Há outras razões pelas quais a equipe está tentando gerenciar as expectativas. O diretor técnico adjunto, Simone Resta, declarou: "Acho que é muito difícil ter uma expectativa adequada de desempenho porque, se você olhar para o ano passado e este ano, vencemos em várias corridas diferentes entre os dois anos." Ele completou: "É bastante difícil traçar uma suposição direta entre como estávamos no ano passado e como será este ano. Estamos entrando nessas corridas tão motivados como sempre. Estamos tentando nos preparar da melhor maneira possível.
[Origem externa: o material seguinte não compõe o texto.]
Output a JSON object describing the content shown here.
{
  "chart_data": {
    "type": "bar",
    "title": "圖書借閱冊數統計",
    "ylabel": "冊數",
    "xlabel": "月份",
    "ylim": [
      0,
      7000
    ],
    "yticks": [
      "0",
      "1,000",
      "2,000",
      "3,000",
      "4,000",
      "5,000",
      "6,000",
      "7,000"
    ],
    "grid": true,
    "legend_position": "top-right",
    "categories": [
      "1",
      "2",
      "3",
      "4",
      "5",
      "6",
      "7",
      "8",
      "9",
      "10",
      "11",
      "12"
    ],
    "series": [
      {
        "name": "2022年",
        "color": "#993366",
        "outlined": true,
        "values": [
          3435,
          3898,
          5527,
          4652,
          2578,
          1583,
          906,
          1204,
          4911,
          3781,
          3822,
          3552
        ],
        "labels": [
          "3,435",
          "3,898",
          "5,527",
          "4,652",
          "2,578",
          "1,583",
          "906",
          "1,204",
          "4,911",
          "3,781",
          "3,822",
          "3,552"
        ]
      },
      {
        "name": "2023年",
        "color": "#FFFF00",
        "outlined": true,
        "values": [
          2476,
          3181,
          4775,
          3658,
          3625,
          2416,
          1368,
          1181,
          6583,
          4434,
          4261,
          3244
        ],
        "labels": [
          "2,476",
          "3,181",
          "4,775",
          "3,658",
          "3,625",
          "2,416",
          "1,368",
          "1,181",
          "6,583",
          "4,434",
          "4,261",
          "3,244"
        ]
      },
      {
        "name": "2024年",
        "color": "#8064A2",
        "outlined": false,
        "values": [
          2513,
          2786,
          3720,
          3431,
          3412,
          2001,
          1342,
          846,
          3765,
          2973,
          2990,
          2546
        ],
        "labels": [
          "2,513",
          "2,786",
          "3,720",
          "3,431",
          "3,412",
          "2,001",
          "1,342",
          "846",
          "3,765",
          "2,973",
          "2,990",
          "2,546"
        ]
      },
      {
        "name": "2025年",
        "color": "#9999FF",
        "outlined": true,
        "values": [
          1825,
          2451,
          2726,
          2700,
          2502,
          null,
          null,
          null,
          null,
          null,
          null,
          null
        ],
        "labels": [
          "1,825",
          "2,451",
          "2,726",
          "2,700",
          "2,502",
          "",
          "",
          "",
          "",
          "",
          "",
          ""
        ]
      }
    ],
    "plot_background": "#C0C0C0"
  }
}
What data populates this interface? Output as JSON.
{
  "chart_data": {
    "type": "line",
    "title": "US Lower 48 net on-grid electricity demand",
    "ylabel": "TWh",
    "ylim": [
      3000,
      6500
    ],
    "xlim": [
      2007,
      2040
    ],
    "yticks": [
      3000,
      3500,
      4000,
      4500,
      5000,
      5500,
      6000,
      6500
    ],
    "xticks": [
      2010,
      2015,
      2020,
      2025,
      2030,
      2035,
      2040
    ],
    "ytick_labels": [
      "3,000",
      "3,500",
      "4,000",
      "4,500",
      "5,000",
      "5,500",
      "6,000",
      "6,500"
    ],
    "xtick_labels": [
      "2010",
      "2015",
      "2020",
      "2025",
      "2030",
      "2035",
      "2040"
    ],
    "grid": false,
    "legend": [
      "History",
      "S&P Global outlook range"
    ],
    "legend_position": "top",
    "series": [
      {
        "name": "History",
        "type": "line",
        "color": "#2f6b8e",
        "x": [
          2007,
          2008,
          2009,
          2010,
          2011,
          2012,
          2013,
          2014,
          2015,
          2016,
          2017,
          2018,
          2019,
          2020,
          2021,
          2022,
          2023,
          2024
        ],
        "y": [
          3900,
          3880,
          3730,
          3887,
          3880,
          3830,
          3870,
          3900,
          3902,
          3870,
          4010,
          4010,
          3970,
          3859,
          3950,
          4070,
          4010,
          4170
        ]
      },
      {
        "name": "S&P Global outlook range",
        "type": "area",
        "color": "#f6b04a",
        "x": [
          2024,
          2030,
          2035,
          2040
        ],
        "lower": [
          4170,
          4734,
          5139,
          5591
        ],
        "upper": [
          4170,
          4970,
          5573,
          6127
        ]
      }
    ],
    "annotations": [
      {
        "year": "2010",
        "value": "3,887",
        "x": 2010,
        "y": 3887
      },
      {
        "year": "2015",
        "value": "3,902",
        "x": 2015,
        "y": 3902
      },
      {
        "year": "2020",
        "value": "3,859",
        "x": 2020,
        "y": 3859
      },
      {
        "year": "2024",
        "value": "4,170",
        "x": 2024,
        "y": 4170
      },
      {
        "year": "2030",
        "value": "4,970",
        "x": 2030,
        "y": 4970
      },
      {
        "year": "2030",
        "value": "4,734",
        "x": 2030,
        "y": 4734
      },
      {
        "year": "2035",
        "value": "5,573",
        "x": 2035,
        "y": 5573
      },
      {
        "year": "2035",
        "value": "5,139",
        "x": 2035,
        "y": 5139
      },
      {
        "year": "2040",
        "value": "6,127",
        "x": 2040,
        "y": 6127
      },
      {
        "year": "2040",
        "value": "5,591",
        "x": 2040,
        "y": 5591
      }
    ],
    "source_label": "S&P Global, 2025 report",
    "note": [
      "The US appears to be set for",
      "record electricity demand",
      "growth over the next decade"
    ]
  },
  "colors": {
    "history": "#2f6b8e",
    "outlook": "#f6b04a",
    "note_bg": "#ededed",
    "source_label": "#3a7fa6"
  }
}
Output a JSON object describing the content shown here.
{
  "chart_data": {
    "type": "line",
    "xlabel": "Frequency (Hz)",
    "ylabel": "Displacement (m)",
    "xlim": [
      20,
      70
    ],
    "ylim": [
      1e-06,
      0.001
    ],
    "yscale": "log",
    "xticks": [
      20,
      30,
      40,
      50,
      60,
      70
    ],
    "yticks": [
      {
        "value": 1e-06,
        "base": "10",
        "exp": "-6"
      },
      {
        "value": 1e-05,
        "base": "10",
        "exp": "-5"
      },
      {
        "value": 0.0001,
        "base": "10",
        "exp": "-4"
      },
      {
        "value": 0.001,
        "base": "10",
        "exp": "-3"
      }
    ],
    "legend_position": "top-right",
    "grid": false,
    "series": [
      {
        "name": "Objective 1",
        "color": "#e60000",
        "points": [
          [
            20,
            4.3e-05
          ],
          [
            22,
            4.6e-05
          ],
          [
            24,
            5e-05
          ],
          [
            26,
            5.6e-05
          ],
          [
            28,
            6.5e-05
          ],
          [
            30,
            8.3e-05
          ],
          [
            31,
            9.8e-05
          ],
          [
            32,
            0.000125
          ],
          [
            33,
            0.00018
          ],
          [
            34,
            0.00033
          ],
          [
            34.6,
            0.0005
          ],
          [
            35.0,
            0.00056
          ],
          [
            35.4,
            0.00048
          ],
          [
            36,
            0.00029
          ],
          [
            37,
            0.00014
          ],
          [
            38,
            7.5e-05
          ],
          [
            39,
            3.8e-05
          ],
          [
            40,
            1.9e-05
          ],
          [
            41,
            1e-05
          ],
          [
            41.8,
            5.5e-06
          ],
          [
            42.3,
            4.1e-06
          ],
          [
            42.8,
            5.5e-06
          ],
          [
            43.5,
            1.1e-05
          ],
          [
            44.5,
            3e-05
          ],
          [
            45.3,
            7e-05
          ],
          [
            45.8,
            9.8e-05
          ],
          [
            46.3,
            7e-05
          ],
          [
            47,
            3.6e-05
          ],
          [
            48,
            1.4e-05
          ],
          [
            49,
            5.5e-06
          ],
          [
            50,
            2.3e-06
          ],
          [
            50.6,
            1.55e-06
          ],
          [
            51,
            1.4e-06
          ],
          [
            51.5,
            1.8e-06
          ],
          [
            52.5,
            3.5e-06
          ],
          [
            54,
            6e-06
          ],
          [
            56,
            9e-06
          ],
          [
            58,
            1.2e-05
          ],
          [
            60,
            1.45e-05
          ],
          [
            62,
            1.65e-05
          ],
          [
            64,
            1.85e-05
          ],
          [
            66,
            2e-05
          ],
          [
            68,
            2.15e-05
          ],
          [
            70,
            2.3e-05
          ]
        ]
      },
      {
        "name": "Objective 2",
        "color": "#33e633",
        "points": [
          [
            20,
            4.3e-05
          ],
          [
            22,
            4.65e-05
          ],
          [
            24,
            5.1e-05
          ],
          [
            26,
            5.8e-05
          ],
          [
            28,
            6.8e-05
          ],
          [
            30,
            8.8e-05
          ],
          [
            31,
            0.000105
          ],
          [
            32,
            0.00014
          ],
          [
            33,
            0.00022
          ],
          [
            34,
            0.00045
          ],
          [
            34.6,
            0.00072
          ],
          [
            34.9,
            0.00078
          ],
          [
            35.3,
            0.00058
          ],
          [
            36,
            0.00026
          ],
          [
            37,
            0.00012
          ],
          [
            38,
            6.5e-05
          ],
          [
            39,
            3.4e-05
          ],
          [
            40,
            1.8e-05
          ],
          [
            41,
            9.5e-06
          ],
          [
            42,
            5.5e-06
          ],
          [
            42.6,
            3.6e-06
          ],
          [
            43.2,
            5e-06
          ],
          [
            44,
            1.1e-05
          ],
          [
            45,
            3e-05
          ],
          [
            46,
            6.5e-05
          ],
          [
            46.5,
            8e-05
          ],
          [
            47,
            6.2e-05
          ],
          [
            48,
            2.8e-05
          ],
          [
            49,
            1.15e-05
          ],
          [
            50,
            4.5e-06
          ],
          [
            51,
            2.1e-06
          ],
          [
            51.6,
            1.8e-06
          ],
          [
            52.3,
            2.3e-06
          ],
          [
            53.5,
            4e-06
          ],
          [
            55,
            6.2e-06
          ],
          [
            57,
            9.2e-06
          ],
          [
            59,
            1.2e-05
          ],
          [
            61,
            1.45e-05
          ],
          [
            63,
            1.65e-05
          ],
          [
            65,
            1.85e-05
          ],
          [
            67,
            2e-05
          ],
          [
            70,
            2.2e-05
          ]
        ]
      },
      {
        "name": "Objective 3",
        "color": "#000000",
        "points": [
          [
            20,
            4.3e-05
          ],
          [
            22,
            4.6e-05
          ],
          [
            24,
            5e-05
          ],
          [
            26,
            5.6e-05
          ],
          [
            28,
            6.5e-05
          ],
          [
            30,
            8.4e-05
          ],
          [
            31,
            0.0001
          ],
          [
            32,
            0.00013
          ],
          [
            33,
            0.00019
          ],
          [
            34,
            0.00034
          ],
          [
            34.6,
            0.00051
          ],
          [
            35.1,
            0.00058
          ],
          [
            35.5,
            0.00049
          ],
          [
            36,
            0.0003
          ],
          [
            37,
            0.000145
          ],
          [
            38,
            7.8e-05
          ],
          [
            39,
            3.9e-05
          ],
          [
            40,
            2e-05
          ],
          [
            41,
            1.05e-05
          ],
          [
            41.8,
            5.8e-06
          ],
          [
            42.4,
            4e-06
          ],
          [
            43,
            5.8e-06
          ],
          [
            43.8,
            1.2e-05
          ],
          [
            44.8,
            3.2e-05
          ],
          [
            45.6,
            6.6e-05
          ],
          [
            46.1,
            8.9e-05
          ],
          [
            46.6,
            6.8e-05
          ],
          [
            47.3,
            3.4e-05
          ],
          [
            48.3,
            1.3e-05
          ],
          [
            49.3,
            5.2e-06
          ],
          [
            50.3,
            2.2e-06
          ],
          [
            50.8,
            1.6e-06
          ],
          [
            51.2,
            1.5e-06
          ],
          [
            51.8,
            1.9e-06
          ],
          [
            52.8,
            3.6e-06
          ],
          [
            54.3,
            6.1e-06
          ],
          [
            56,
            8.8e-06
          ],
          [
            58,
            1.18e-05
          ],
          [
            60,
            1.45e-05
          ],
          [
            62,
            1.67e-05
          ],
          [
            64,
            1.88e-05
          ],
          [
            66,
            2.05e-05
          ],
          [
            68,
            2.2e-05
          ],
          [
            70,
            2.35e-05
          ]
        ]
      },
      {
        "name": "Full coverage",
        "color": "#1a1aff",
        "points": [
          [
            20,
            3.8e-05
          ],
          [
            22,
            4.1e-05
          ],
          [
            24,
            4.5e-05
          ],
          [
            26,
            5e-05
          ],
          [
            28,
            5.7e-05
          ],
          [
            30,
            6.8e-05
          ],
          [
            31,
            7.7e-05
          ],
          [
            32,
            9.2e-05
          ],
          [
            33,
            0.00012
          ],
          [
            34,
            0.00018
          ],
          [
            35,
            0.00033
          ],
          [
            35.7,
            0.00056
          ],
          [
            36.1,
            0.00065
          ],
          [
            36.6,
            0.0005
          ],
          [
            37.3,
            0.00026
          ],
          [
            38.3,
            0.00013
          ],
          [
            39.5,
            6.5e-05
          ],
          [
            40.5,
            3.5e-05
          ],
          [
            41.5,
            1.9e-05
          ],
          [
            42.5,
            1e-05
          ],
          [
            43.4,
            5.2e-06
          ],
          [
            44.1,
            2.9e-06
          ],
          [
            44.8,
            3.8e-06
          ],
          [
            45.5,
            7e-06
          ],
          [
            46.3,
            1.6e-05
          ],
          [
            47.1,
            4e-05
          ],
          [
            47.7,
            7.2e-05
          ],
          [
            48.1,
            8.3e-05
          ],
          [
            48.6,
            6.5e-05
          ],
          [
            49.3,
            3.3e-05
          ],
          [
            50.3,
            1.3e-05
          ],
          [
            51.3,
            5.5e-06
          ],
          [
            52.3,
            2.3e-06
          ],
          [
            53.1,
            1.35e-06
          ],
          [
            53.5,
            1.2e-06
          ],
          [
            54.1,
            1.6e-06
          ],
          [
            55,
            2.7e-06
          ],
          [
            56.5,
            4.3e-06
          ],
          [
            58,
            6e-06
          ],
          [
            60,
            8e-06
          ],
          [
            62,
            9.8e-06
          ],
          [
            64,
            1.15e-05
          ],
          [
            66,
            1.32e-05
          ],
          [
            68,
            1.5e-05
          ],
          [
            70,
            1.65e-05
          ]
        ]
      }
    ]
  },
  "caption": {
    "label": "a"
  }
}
Os pilotos estão ambos bastante positivos e vamos tentar maximizar nosso desempenho."

Alterações no Carro W16

A Mercedes fez alterações fundamentais no W16 deste ano com dois objetivos principais: eliminar a fraqueza em curvas lentas, onde seus antecessores tendiam a apresentar subesterço, e gerar mais downforce consistente em alturas de rodagem ligeiramente superiores. No ano passado, sua capacidade de aquecer os pneus em ambientes frios compensava o equilíbrio de subesterço.

O projeto teve sucesso misto – uma nova geometria de suspensão traseira, testada pela primeira vez em Imola, teve que ser retirada do carro no final do verão – mas a faixa de desempenho do W16 é suficientemente diferente para que a Mercedes esteja menos confiante em fazer previsões sobre onde será forte.

Wolff comentou: "Eu diria que Silverstone foi uma grande oportunidade. Em Montreal, vencemos, mas em Silverstone não conseguimos nada, e em Spa, foi um desastre." De fato, em Spa-Francorchamps – que no papel é uma pista favorável à Mercedes, suave e com muitas curvas rápidas, e predominantemente fria neste ano – o desempenho foi decepcionante. Andrea Kimi Antonelli foi eliminado na primeira parte da classificação tanto para a corrida quanto para a corrida sprint, enquanto Russell não marcou pontos na sprint e teve uma corrida anônima, terminando em quinto lugar no grande prêmio.

"Portanto, não quero estabelecer nossas expectativas com base no resultado do ano passado," continuou Wolff. "Porque já fomos superados antes… em São Paulo, por exemplo, dominamos um ano, no ano seguinte não conseguimos nada."

Considerações Finais

A Mercedes enfrenta um desafio considerável no Grande Prêmio de Las Vegas, com variáveis que podem impactar seu desempenho. A equipe se mantém cautelosa, ciente de que o cenário pode mudar rapidamente, e procura maximizar suas chances de sucesso em um ambiente competitivo e desafiador.